Getting excited for fall

It's interesting how once summer begins, you don't want to even think about fall or winter. All you want to do is get out of the house and enjoy the weather. Once summer is coming to an end and September is creeping up on you, you face the reality of it all and start to look forward to fall. I guess I am speaking for myself. Yeah, I still hate winter. But fall has always been my favorite time of the year. I love the smell of the air, the turning of the leaves, the fall harvest, pumpkins, Halloween, and most of all, the food. I look forward to all of those warming dishes like soups and stews, squash, cinnamon studded desserts, hot tea. They just feel so good, so homey.

This weekend when I was back in Iowa for my little sisters wedding shower, I made my first fall dessert of the year. My other little sister is pregnant and I felt like I needed to hook her up. She loves snickerdoodles and these were an interesting treat that I couldn't resist making. The really really sad part of it all is that I didn't even get to try them and they looked amazing. After I took them out, we had to bolt to the shower and they had to set up for an hour before being cut. So unfortunately I didn't get to try them. I don't mind though, because I will be making them again. They were so easy and made a large batch. Pumpkin Pie Snickerdoodle Bars. I didn't have white chocolate so that didn't make it to the top. It think it would be just fine with the generous sprinkling of cinnamon and sugar that it calls for. I did add an extra tablespoon of sugar and with that one I used dark brown sugar to give it some depth. I apologize for the horrible picture. A picture of a piece of them would have been a lot more apealing. I have been slacking on my food photos and I apologize for that.

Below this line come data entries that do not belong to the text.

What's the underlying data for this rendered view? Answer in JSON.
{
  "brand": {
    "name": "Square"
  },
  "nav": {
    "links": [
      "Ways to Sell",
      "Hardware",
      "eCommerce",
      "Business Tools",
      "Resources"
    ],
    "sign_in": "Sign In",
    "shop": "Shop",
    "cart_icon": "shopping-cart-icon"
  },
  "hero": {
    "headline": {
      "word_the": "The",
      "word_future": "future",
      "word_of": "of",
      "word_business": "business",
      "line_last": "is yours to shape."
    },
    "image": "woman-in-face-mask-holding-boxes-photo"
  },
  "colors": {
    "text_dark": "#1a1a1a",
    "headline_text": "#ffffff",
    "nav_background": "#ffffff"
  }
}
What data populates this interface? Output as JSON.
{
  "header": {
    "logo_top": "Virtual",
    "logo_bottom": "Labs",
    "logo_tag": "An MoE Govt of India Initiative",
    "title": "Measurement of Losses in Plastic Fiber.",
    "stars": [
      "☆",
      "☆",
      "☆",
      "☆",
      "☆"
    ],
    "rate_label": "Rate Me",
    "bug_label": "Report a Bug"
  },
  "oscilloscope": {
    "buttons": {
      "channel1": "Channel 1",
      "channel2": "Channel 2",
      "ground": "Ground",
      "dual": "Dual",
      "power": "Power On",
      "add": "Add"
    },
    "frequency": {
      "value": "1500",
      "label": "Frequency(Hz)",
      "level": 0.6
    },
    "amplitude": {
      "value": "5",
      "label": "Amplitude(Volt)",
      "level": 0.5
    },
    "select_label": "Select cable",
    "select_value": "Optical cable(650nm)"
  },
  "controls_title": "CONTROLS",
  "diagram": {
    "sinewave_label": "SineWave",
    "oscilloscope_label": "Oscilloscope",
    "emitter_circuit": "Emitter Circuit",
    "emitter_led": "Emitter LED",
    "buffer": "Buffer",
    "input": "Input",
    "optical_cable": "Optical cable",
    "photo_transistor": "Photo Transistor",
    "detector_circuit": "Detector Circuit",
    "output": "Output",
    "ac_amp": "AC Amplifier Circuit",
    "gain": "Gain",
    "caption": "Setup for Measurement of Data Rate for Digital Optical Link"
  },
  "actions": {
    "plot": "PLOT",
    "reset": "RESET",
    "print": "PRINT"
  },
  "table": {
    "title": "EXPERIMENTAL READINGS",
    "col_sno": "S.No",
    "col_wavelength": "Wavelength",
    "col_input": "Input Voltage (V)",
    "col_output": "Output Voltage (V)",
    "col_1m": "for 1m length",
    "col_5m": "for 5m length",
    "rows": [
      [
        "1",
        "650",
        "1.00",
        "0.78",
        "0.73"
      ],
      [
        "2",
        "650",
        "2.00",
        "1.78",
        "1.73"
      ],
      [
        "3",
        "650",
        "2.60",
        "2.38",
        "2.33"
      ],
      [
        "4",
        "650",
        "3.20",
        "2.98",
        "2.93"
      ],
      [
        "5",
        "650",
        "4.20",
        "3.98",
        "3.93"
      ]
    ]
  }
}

A few weeks back I made a really delicious chicken burger. I was very leery about making burgers with ground chicken but I had some breast meat groud up that I needed to use and had no clue what else to do with it. I must say that they turned out really really good and really moist. I did serve them in whole wheat pitas with some mango chutney. They were really really tasty. I ended up sharing them with a friend of mine who loves India food, as these do have a little bit of that Indian flare. Rachael Ray of course. I never thought that I would be cooking so much of her food but I must say, ever since I made the Sloppy Joes for Veg Heads and loved them that I haven't had one bad thing from her. My favorite dip is from her too. I have been making that a lot as well.

Wednesday, August 12, 2009

My girl

I love Ellie Krieger. She is wrote my favorite cook book. I make her things all of the time and yet again she pleased me. Her book is called The Food You Crave. I have made many many things out of it and some of them several times. This time was a pasta. Super amazing and super simple. Linguini with shrimp.


I am trying to make things out of what we have and to be honest with you, we have some good things to work with. I have a pablano pepper in the fridge that is calling out to me. I think I am going to make a salad of it with some jicama, mango, red onion, black beans, chipotle, some adobo, cilantro, garlic maybe, red pepper maybe and some lime. Whoa. Sounds amazing. I just came up with that in my mind right now. Yummy. Maybe leave out the black beans. We shall see. I am going to a shin dig this weekend; a family picnic affair and maybe I could take it to that. Yum. It's always good to bring something you really love, that way if there is nothing else you would like, you are home free eatin on your dish.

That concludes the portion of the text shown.